La luz que no se apaga: velas, memoria y la forma mexicana de honrar la vida

1 noviembre, 2025

En los altares del Día de Muertos, la llama de una vela es más que luz: es una promesa de compañía para los difuntos y un símbolo de que la memoria no se extingue. Artesanos como Daniel Reynosa moldean esta tradición, enfrentando la pérdida de oficios y recetas ancestrales. Su lucha es por mantener viva una flama que convierte el duelo en un diálogo eterno

Texto y fotos: Nelly Segura

CIUDAD DE MÉXICO. – En México, la muerte no es un final. Es una visita esperada, una cita anual con quienes se fueron. Y en ese encuentro —entre flores, pan y silencio— hay un símbolo que atraviesa todas las fronteras: una vela encendida.

Cada año, durante el Día de Muertos, millones de luces parpadean en altares domésticos, cementerios y plazas para iluminar el camino de los que ya no están. No son solo velas: son promesas. En ellas vive la certeza de que la muerte no rompe los vínculos, solo los transforma.

En una pequeña fábrica familiar en Cuajimalpa, en el poniente de la Ciudad de México, Daniel Reynosa mezcla cera, paciencia y fe. Su empresa, Veladoras Tonalli, produce velas artesanales en un país que consume millones de ellas cada noviembre. Pero, para él, una vela no es un objeto: es una presencia.

«La vela encendida es una promesa», dice. «No solo alumbra, también acompaña. Está ahí cuando las palabras no bastan».

El nombre de su taller, Tonalli, proviene del náhuatl y significa energía vital, la chispa del sol que habita en cada ser. Reynosa lo explica con serenidad: «Esa luz interior que reconocían los mexicas sigue viva en nuestras velas. Son pequeñas, pero sostienen una idea enorme: que la memoria necesita luz».

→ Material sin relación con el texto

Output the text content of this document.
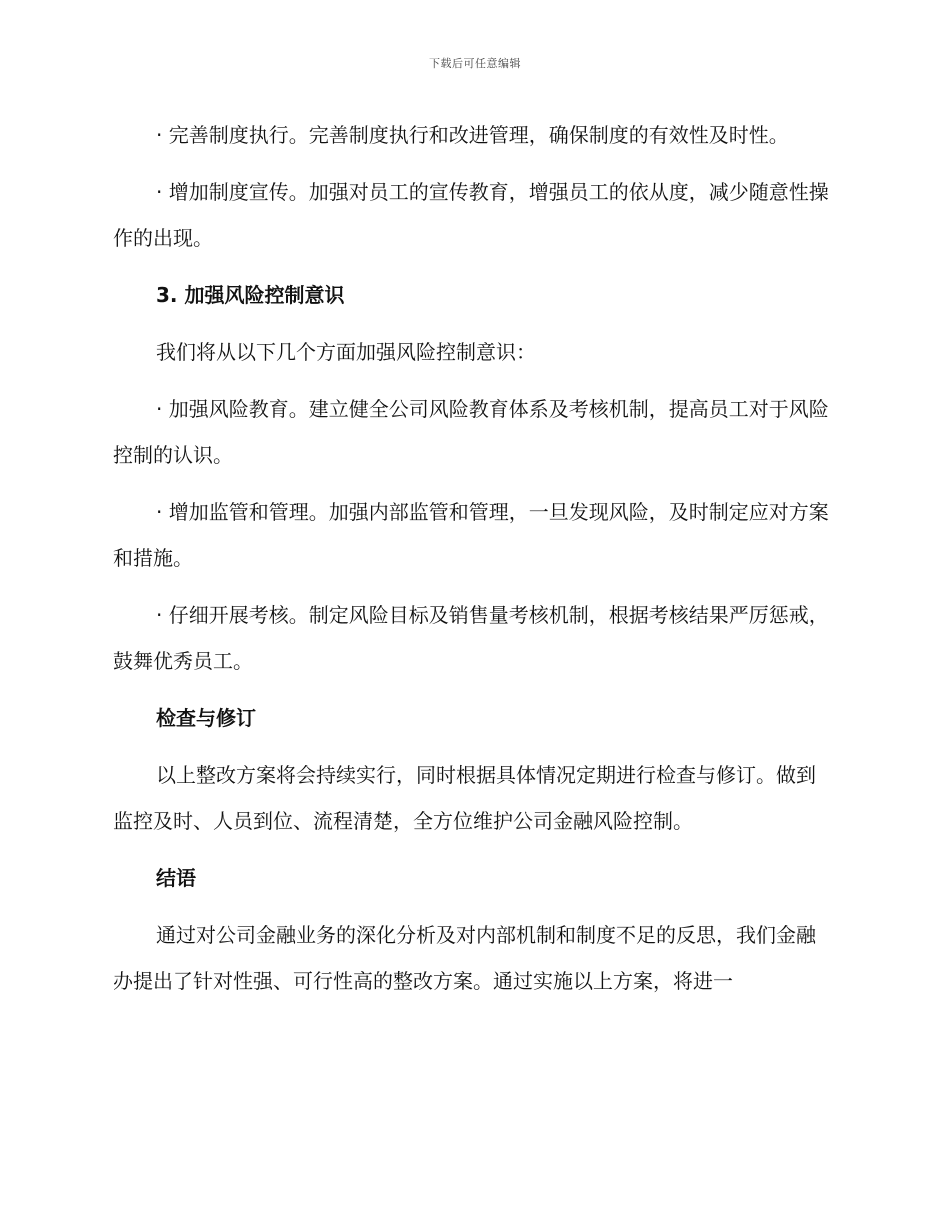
下载后可任意编辑

· 完善制度执行。完善制度执行和改进管理，确保制度的有效性及时性。

· 增加制度宣传。加强对员工的宣传教育，增强员工的依从度，减少随意性操作的出现。

3. 加强风险控制意识

我们将从以下几个方面加强风险控制意识：

· 加强风险教育。建立健全公司风险教育体系及考核机制，提高员工对于风险控制的认识。

· 增加监管和管理。加强内部监管和管理，一旦发现风险，及时制定应对方案和措施。

· 仔细开展考核。制定风险目标及销售量考核机制，根据考核结果严厉惩戒，鼓舞优秀员工。

检查与修订

以上整改方案将会持续实行，同时根据具体情况定期进行检查与修订。做到监控及时、人员到位、流程清楚，全方位维护公司金融风险控制。

结语

通过对公司金融业务的深化分析及对内部机制和制度不足的反思，我们金融办提出了针对性强、可行性高的整改方案。通过实施以上方案，将进一
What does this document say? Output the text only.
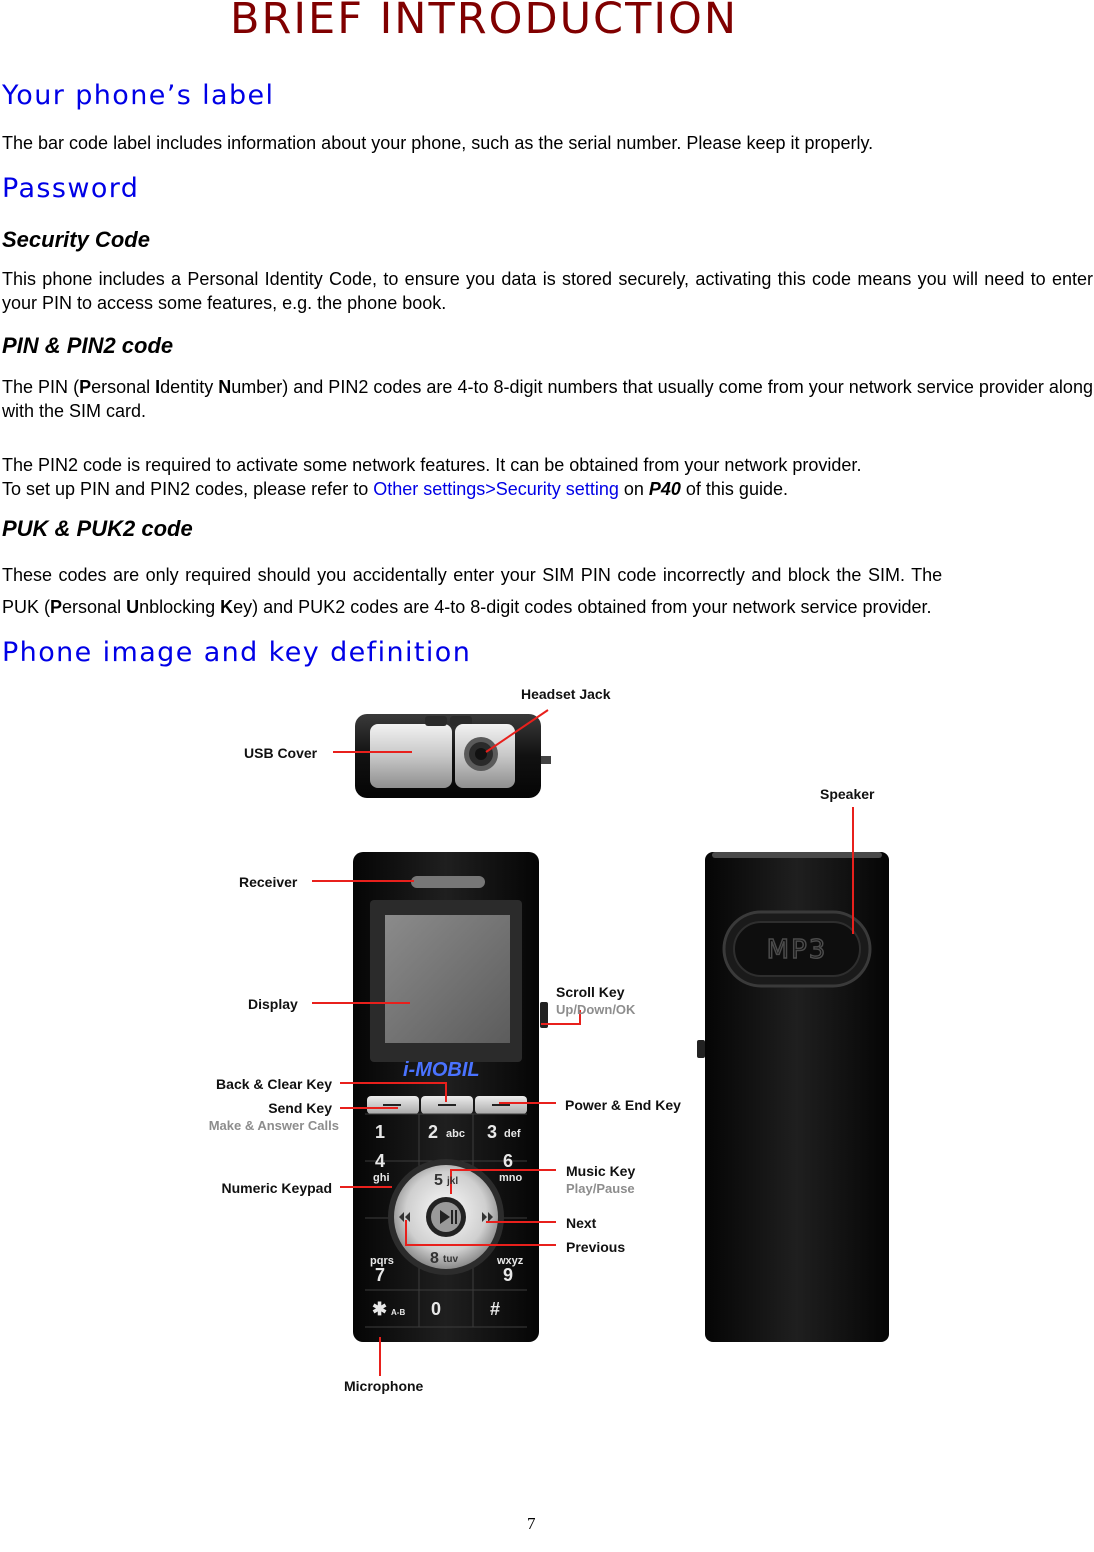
BRIEF INTRODUCTION
Your phone’s label

The bar code label includes information about your phone, such as the serial number. Please keep it properly.

Password
Security Code

This phone includes a Personal Identity Code, to ensure you data is stored securely, activating this code means you will need to enter your PIN to access some features, e.g. the phone book.

PIN & PIN2 code

The PIN (Personal Identity Number) and PIN2 codes are 4-to 8-digit numbers that usually come from your network service provider along with the SIM card.

The PIN2 code is required to activate some network features. It can be obtained from your network provider.

To set up PIN and PIN2 codes, please refer to Other settings>Security setting on P40 of this guide.

PUK & PUK2 code

These codes are only required should you accidentally enter your SIM PIN code incorrectly and block the SIM. The

PUK (Personal Unblocking Key) and PUK2 codes are 4-to 8-digit codes obtained from your network service provider.

Phone image and key definition
i-MOBIL
MP3
1 2 abc 3 def
4
ghi
6
mno
pqrs
7
wxyz
9
✱ A-B 0	#
5 jkl
8 tuv

Headset Jack

USB Cover

Speaker

Receiver

Display

Scroll Key

Up/Down/OK

Back & Clear Key

Send Key

Make & Answer Calls

Power & End Key

Numeric Keypad

Music Key

Play/Pause

Next

Previous

Microphone

7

Una llama que guía a los muertos

Según la tradición, las velas colocadas en el altar sirven como guía para que las almas encuentren su ruta entre el mundo de los vivos y el de los difuntos. Una por cada ser querido. Una por cada ausencia que todavía arde.

«La vela no disipa solo la oscuridad física», explica Reynosa, «también calma el corazón. Es una manera de decirle al que partió: no estás solo, todavía te esperamos».

Esa relación con el fuego viene de lejos. En la cosmovisión mexicana, la luz siempre ha sido un regalo divino… o un robo necesario. Como recordaba Juan José Arreola, en su versión de El mito del tlacuache, fue este pequeño y astuto marsupial quien se quemó la cola para traer el fuego a los hombres. Desde entonces —dice el cuento— la humanidad custodia esa llama.

Cada vela encendida, cada chispa en el altar, es heredera de ese gesto heroico y humilde. El fuego del tlacuache sigue vivo: no como conquista, sino como ofrenda.

Este ritual, aunque profundamente mexicano, toca algo universal: la necesidad humana de mantener el vínculo con quienes ya no están. Mientras buena parte del mundo moderno busca la permanencia en lo digital, México elige el fuego: efímero, cálido, real.

Una tradición que resiste al olvido

Según el INEGI, la industria nacional de velas y veladoras genera más de 1500 millones de pesos anuales, sostenida principalmente por talleres familiares. En ellos, la tradición se transmite entre generaciones, con fórmulas y técnicas que combinan ceras vegetales, minerales y animales.

Pero esta llama también enfrenta su propia sombra: la importación masiva de velas industriales, la pérdida de los saberes artesanales y el desinterés de los jóvenes por los oficios manuales.

«Hay menos aprendices cada año», lamenta Reynosa. «Y muchas de las recetas antiguas están desapareciendo. Detrás de cada veladora hay una historia que merece ser respetada».

Aun así, en talleres como el suyo, cada vela se hace con la paciencia del rito. «No hay prisa», dice. «La cera tiene su propio tiempo, como la memoria».

La flama que une generaciones

En el fondo, lo que define al Día de Muertos no son las flores ni el pan, sino la luz compartida.

Una vela encendida frente a una fotografía es un acto de amor sin palabras. Une generaciones, territorios, creencias. En Oaxaca, en Berlín o en cualquier rincón del mundo donde un mexicano recuerde, la flama significa lo mismo: alguien fue, alguien sigue siendo.

Quizás por eso, cada año, el Día de Muertos conmueve tanto fuera de México. Porque revela que la muerte, en su versión mexicana, no es un cierre, sino una conversación que continúa.

Entre el aroma del cempasúchil y el parpadeo de las velas, el país entero recuerda que la vida —como la llama— solo se apaga si se deja de alimentar.

Y así, mientras el mundo moderno corre hacia la inmediatez, México se detiene un instante para mirar el fuego. Para encender, una vez más, la memoria.